January 06, 2012 - 12:31 AM
I saw a wi-fi placard in a hotel recently and laughed that it still touted the service as being "50 times faster than dialup." I can't remember the last time I even owned a computer with a modem, much less care about that useless comparison.
I marvel at the speed of change in technology during my 20+ year career, largely in IT roles. I occasionally share a story of years back when I was excited to gain access to a bulletin board service (BBS) in which dungeon masters shared maps and monster charts and other role playing guidance (which makes me a nerd on a couple different levels, I know). Jump forward to today, and the way in which the rising generation communicates with each other, and with the world at large, has changed dramatically. Collaboration tools have become ubiquitous.

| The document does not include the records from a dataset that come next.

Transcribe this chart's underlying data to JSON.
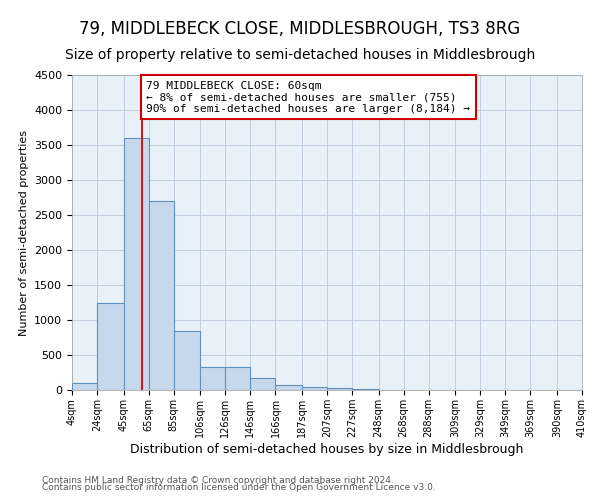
{
  "title": "79, MIDDLEBECK CLOSE, MIDDLESBROUGH, TS3 8RG",
  "subtitle": "Size of property relative to semi-detached houses in Middlesbrough",
  "xlabel": "Distribution of semi-detached houses by size in Middlesbrough",
  "ylabel": "Number of semi-detached properties",
  "footnote1": "Contains HM Land Registry data © Crown copyright and database right 2024.",
  "footnote2": "Contains public sector information licensed under the Open Government Licence v3.0.",
  "bar_color": "#c8d8ec",
  "bar_edge_color": "#6090c0",
  "grid_color": "#c0cfe0",
  "red_line_color": "#dd0000",
  "annotation_box_edge_color": "#cc0000",
  "annotation_text_line1": "79 MIDDLEBECK CLOSE: 60sqm",
  "annotation_text_line2": "← 8% of semi-detached houses are smaller (755)",
  "annotation_text_line3": "90% of semi-detached houses are larger (8,184) →",
  "property_size": 60,
  "bin_edges": [
    4,
    24,
    45,
    65,
    85,
    106,
    126,
    146,
    166,
    187,
    207,
    227,
    248,
    268,
    288,
    309,
    329,
    349,
    369,
    390,
    410
  ],
  "categories": [
    "4sqm",
    "24sqm",
    "45sqm",
    "65sqm",
    "85sqm",
    "106sqm",
    "126sqm",
    "146sqm",
    "166sqm",
    "187sqm",
    "207sqm",
    "227sqm",
    "248sqm",
    "268sqm",
    "288sqm",
    "309sqm",
    "329sqm",
    "349sqm",
    "369sqm",
    "390sqm",
    "410sqm"
  ],
  "values": [
    100,
    1250,
    3600,
    2700,
    850,
    330,
    330,
    170,
    70,
    50,
    30,
    15,
    0,
    0,
    0,
    0,
    0,
    0,
    0,
    0
  ],
  "ylim": [
    0,
    4500
  ],
  "yticks": [
    0,
    500,
    1000,
    1500,
    2000,
    2500,
    3000,
    3500,
    4000,
    4500
  ],
  "plot_bg_color": "#e8f0f8",
  "fig_bg_color": "#ffffff",
  "title_fontsize": 12,
  "subtitle_fontsize": 10,
  "ylabel_fontsize": 8,
  "xlabel_fontsize": 9,
  "tick_fontsize": 8,
  "xtick_fontsize": 7,
  "footnote_fontsize": 6.5,
  "annotation_fontsize": 8
}
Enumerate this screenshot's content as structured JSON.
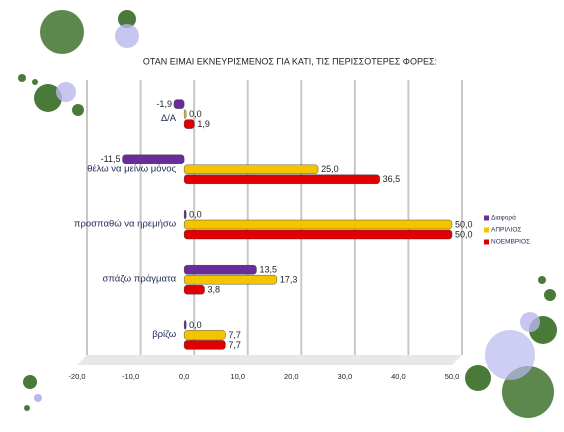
{
  "chart_data": {
    "type": "hbar",
    "title": "ΟΤΑΝ ΕΙΜΑΙ ΕΚΝΕΥΡΙΣΜΕΝΟΣ ΓΙΑ ΚΑΤΙ, ΤΙΣ ΠΕΡΙΣΣΟΤΕΡΕΣ ΦΟΡΕΣ:",
    "categories": [
      "Δ/Α",
      "θέλω να μείνω μόνος",
      "προσπαθώ να ηρεμήσω",
      "σπάζω πράγματα",
      "βρίζω"
    ],
    "series": [
      {
        "name": "Διαφορά",
        "color": "#6a2c9a",
        "values": [
          -1.9,
          -11.5,
          0.0,
          13.5,
          0.0
        ],
        "value_labels": [
          "-1,9",
          "-11,5",
          "0,0",
          "13,5",
          "0,0"
        ]
      },
      {
        "name": "ΑΠΡΙΛΙΟΣ",
        "color": "#f5c400",
        "values": [
          0.0,
          25.0,
          50.0,
          17.3,
          7.7
        ],
        "value_labels": [
          "0,0",
          "25,0",
          "50,0",
          "17,3",
          "7,7"
        ]
      },
      {
        "name": "ΝΟΕΜΒΡΙΟΣ",
        "color": "#e00000",
        "values": [
          1.9,
          36.5,
          50.0,
          3.8,
          7.7
        ],
        "value_labels": [
          "1,9",
          "36,5",
          "50,0",
          "3,8",
          "7,7"
        ]
      }
    ],
    "xlim": [
      -20,
      50
    ],
    "xticks": [
      {
        "value": -20,
        "label": "-20,0"
      },
      {
        "value": -10,
        "label": "-10,0"
      },
      {
        "value": 0,
        "label": "0,0"
      },
      {
        "value": 10,
        "label": "10,0"
      },
      {
        "value": 20,
        "label": "20,0"
      },
      {
        "value": 30,
        "label": "30,0"
      },
      {
        "value": 40,
        "label": "40,0"
      },
      {
        "value": 50,
        "label": "50,0"
      }
    ],
    "grid": true,
    "legend": "right"
  }
}
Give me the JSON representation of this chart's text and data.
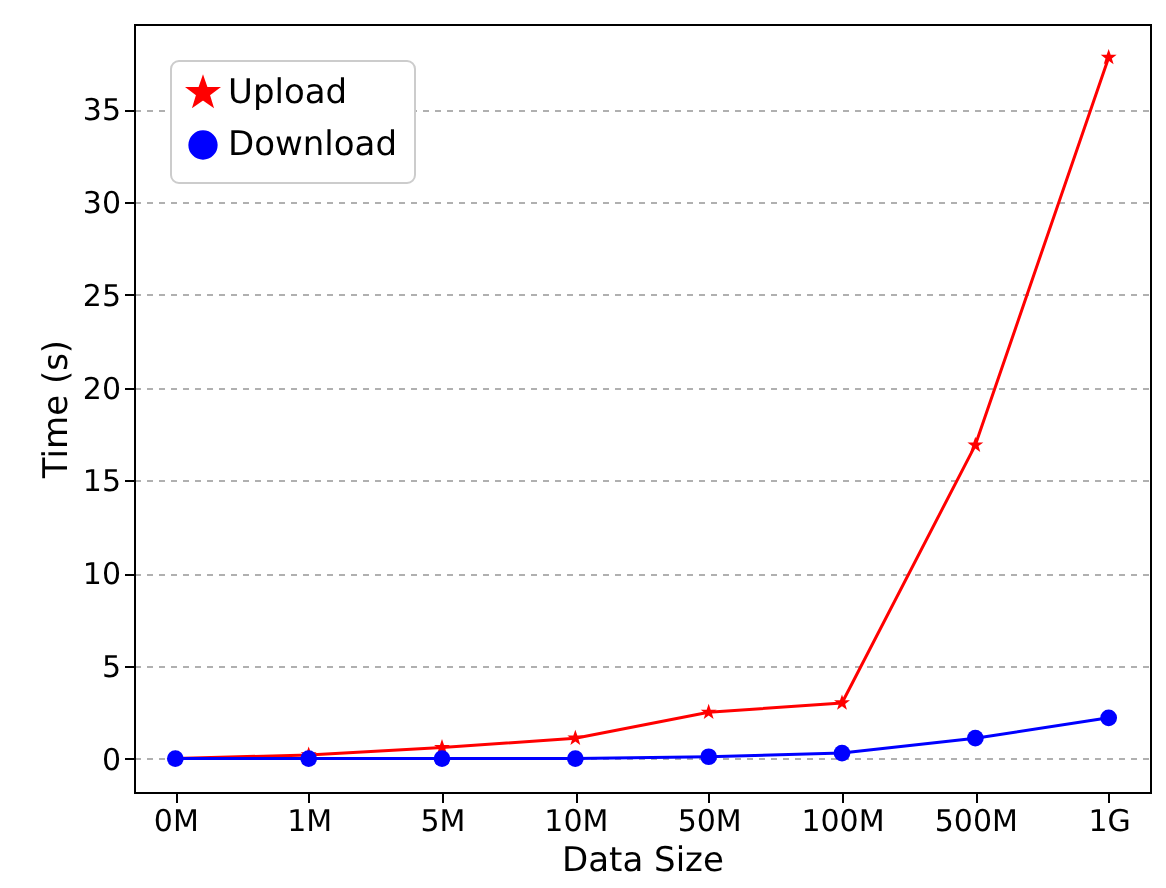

I often remark at how dramatically the process of testing software has changed in the past 15 years, what with instant messaging and web meetings making instantaneous communication a core to any successful product review and market launch. Remember life without these things? I spent 8 to 10 years of my career without them. We used to set up a conference line, with someone from the dev team always dialed in, allowing us a sort of live-meeting follow-the-sun model. Seriously. I remember being stressed out about testing progress on a major system release, waking up in the middle of the night to find several folks from various geographical locations chatting away about the latest build, working through some issues. And then instant messaging arrived, following quickly by web meetings.
The younger generation does not have this past experience to contrast and compare to modern life -- they know only the era of always on, instant communication. The shift in social informatics is fascinating -- it's the study of information and communication tools in cultural and institutional contexts, looking at usage patterns from a variety of lenses, including sociological, anthropological, psychological, and technological perspectives. In short: it's an analysis of the changing way in which we do business.
Understanding the social informatics of your organization, i.e. the cultural traits of your employees, is key to understanding the context of the requirements they provide to your burgeoning SharePoint/ECM/ERM platform. If you understand how your employees work, how they best communicate, you can design your platform in a way that optimizes productivity.